Le dessinateur œuvre dans un registre réaliste et descriptif. Le lecteur se rend vite compte qu’il a effectué un travail de recherche conséquent pour pouvoir reconstituer une époque, mais aussi des lieux, la pratique du surf à la toute fin des années soixante, et également les sensations de concerts rock. Il part avec l’a priori que le scénariste va truffer ses dialogues et ses cartouches de texte d’informations. En fait le dosage en la matière s’avère très digeste, bien équilibré, agréable. Il lui faut peut-être un peu de temps pour se rendre compte que les dessins apportent un volume d’informations largement supérieur aux textes. Les modèles de voiture à commencer par la Coccinelle, mais aussi les combis VW. Une Peugeot, les Simca de la police, les modèles américains une fois arrivé en Californie, les pickups. Sans oublier la Porsche 356C 1600 cabriolet de Janis Joplin, avec sa peinture psychédélique, ou le Motor Skill Bus de Rick Griffin et sa décoration tout aussi psychédélique. Il va sans dire que les tenues de surfeurs et leurs planches sont tout aussi authentiques et correspondent à l’époque et au pays. Le lecteur peut également prendre le temps d’admirer les tenues hippies, les paysages naturels, les paysages urbains, la décoration et les meubles dans les scènes d’intérieur, la sono pendant les concerts, et même les panneaux indicateurs de direction dont celui sur l’autoroute Kamehameha à Hawaï. Les dessins donnent à voir chaque endroit, chaque activité avec une grande fidélité, y compris pour les scènes de concert, jusqu’aux protections des micros contre le vent pour le concert du groupe Jimi Hendrix Experience à Maui le 30 juillet 1970, ou la chemise du guitariste.



Le lecteur peut ainsi faire l’expérience de la pratique du surf, aussi bien que des concerts. Le scénariste commence en douceur en évoquant le dernier album 33 tours (support vinyle) du groupe Jefferson Airplane. À San Francisco, Linda emmène Pierre rencontrer Jerry Garcia (1942-1995), Bob Weir (1947-), Ron "Pigpen" McKernan (1945-1973), sur les marches du perron où loge leur communauté. Dans la page précédente, Linda et Pierre regardaient la pochette d’un album chez un disquaire : Anthem of the sun (1968) des Grateful Dead. Le lecteur qui ne connaît pas le groupe comprend facilement qu’il s’agit de trois membres du Dead. Survient Janis Joplin (1943-1970) dans sa Porsche : elle est nommée. Plus loin, il est question de Bill Graham (1931-1991), célèbre organisateur de concert de San Francisco et propriétaire de la salle de concert Fillmore East, puis Fillmore West.
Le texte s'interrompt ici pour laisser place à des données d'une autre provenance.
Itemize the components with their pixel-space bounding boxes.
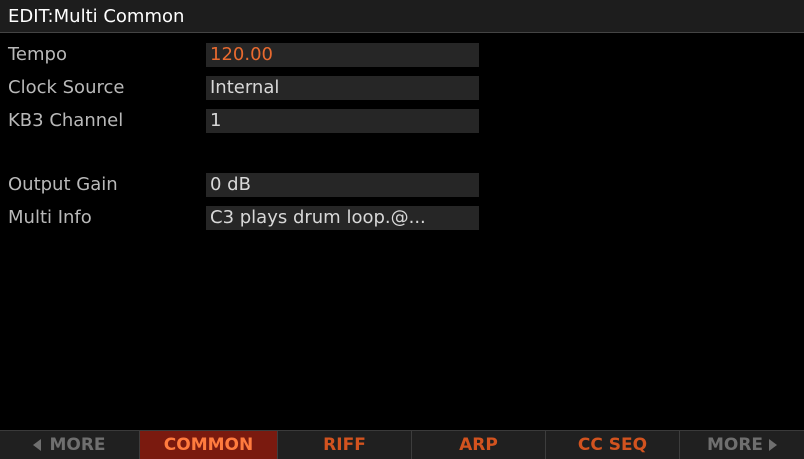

Les deux jeunes gens assistent à un concert du groupe Santana, composé de Carlos Santana (1947-), David Brown (basse), Michael Schrieve (batterie), Gregg Rolie (claviers), José Chepito Areas (timbales), Michael Carabello (congas). Les connaisseurs apprécieront la qualité de cette formation qui a gagné la notoriété du grand public avec son passage au festival de Woodstock (du 15 au 18/08/69). Plus tard, Pierre a la chance d’assister au concert de Maui du 30 juillet 1970, avec Jimi Hendrix (1942-1970), Mitch Mitchell (1946-2008, batterie) et Billy Cox (1941-, basse). Le dossier Surf Culture en fin d’album vient détailler la culture musicale de l’époque avec un article passionnant de quatre pages, et les vingt critiques d’album, de Outsideinside de Blue Cheer, à Abraxas de Santana. S’il connaît l’un ou l’autre de ces albums, le lecteur peut apprécier la qualité de ces critiques, et la maîtrise du sujet par le scénariste.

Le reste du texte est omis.